Table 1 Thermodynamic parameters of the MIP@g-C₃N₄ with the quercetin system

Analytical application

To validate the practical utility of the fluorescent probe, three beverages samples and four red wines samples were selected for quantitative determination of quercetin. It can be seen that quercetin is detected in the green grape juice, black tea and four red wine samples in Table 2. The concentration of quercetin in the green grape juice is 18.0 ng mL⁻¹ and black tea is 15.5 ng mL⁻¹. four red wine samples’ concentration of quercetin are 3.0, 2.1, 2.7, 2.9 μg mL⁻¹, respectively. Quercetin (10 ng mL⁻¹ and 2000 ng mL⁻¹) is added to beverages and red wines samples, respectively. The recoveries are 90.7–94.1% with relative standard deviations of 2.1–5.5%. The results indicate that MIP@g-C₃N₄ possesses good accuracy in real sample analysis.

Table 2 Determination results of quercetin in drink samples (n = 3)

Compared with the traditional method of detecting quercetin in Table 3, fluorescence analysis has many advantages, such as low analysis cost and short sample analysis time. Some HPLC detection methods are lower than our detection limit, but the instrument has some disadvantages of wasting reagents and requiring a long analysis time. At the same time, the specificity of detection is increased by using molecularly imprinted techniques.

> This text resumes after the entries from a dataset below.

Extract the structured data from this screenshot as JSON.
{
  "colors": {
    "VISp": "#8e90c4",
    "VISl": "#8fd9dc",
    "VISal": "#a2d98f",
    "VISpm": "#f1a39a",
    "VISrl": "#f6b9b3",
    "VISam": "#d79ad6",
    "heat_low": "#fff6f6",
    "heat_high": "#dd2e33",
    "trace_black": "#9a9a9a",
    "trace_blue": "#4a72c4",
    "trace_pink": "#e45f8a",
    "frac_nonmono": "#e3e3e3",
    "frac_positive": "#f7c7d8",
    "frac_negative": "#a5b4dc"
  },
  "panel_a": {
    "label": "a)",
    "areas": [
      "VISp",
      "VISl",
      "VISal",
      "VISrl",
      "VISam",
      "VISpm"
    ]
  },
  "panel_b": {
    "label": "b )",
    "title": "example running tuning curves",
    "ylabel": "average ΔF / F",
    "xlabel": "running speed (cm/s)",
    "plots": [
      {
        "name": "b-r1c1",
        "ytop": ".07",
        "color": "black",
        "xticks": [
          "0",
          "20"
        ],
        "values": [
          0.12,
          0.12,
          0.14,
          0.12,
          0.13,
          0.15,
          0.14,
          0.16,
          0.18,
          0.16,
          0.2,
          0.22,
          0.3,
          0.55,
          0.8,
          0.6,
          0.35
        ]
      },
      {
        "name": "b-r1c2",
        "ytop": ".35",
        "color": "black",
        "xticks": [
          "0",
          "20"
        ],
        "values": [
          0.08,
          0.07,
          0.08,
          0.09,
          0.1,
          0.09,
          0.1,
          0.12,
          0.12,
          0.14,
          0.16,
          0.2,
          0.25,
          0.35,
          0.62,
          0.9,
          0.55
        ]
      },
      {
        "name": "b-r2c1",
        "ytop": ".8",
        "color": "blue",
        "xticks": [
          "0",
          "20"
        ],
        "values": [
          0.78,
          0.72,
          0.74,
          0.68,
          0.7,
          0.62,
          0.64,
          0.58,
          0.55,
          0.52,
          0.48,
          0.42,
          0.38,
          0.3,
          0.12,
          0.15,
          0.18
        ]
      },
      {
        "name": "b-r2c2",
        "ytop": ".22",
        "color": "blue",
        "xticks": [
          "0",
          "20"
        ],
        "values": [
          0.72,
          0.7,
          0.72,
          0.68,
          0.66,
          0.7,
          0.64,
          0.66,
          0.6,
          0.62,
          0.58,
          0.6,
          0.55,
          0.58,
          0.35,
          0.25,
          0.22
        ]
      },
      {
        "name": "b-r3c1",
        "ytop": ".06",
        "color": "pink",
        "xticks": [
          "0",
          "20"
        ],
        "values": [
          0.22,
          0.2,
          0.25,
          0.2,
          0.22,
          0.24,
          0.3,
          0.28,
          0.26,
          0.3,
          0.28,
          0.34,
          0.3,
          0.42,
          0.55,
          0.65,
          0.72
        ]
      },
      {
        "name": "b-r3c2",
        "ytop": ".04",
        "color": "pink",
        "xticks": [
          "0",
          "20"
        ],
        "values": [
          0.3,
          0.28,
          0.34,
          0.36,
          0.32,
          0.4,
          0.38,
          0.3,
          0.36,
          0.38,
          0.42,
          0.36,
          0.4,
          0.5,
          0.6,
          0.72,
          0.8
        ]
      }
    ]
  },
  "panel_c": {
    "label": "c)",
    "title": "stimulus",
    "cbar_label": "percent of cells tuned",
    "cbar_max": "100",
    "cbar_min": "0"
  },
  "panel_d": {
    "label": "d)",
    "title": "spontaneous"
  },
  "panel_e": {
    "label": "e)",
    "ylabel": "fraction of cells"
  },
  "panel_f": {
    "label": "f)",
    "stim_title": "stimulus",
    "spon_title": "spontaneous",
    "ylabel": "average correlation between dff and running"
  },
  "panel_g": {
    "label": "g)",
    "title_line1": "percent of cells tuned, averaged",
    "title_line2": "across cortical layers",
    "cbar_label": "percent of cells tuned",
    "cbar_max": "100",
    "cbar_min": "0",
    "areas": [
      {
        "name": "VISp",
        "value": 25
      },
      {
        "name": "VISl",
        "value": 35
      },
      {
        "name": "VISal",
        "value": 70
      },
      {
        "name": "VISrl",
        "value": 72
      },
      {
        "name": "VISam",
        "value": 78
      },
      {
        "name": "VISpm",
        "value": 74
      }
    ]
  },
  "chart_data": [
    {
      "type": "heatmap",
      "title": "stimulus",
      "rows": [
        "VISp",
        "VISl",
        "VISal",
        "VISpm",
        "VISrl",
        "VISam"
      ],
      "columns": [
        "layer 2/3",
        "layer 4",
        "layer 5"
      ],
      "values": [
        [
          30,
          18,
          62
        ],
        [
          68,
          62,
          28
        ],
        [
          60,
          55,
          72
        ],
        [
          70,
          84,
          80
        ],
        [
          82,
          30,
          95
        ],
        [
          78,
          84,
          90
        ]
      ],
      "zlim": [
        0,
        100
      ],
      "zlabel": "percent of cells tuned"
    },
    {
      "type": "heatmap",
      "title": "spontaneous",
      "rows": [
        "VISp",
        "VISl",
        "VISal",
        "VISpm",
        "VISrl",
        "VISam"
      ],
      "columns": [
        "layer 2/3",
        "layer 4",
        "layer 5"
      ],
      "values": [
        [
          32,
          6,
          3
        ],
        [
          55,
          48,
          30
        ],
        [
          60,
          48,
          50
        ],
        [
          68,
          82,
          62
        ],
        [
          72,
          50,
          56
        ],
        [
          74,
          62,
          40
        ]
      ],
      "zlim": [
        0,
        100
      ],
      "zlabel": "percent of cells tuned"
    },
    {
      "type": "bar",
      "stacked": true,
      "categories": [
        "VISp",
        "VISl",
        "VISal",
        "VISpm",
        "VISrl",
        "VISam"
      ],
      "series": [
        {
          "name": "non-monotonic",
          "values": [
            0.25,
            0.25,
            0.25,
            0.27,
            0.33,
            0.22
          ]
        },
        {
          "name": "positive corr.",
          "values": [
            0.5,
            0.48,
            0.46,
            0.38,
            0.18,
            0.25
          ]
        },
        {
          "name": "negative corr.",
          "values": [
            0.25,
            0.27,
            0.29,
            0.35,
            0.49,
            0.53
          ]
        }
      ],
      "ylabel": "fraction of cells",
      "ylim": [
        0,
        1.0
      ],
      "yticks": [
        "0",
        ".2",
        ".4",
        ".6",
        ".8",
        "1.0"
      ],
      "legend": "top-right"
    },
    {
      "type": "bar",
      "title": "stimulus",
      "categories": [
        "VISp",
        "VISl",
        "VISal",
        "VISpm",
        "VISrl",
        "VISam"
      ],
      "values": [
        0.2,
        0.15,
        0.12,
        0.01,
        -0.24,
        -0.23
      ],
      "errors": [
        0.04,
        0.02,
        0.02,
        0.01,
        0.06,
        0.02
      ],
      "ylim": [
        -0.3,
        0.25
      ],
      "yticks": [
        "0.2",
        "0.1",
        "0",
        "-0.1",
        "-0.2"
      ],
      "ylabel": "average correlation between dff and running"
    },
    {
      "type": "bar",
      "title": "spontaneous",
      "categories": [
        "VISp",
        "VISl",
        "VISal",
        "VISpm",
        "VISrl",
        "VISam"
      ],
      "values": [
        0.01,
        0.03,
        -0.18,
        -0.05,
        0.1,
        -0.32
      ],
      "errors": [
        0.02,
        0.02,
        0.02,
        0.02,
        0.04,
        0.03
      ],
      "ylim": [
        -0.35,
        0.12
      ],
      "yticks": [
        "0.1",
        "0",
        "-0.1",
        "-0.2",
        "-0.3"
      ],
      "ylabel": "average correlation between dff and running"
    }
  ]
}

Table 3 Comparison of quercetin determination with different detection methods

The fluorescence analysis method has limitations, such as, the need for working in the UV (λ_exc = 350 nm) makes the probe prone to interferences by biomatter which always display strong background UV absorption and fluorescence. In addition, the UV light used for excitation may be screened off by UV absorbing biomolecules. In the future, we will find ways to solve these problems.

Conclusion

In conclusion, an effective fluorescence probe method is presented by using g-C₃N₄ combined with MIP and used to determine quercetin in beverages and red wines. The quercetin content is successfully detected in green grape juice, black tea and all kinds of red wines. Fluorescence spectroscopy has the advantages of low analysis cost and short sample analysis time. Compared with metal QDs, g-C₃N₄ has superior physicochemical and photochemical stabilities, nontoxicity, large surface area, plentiful material source and inexpensive to synthesize. In the future, we will devote to use the novel fluorescence probe to detect more food samples.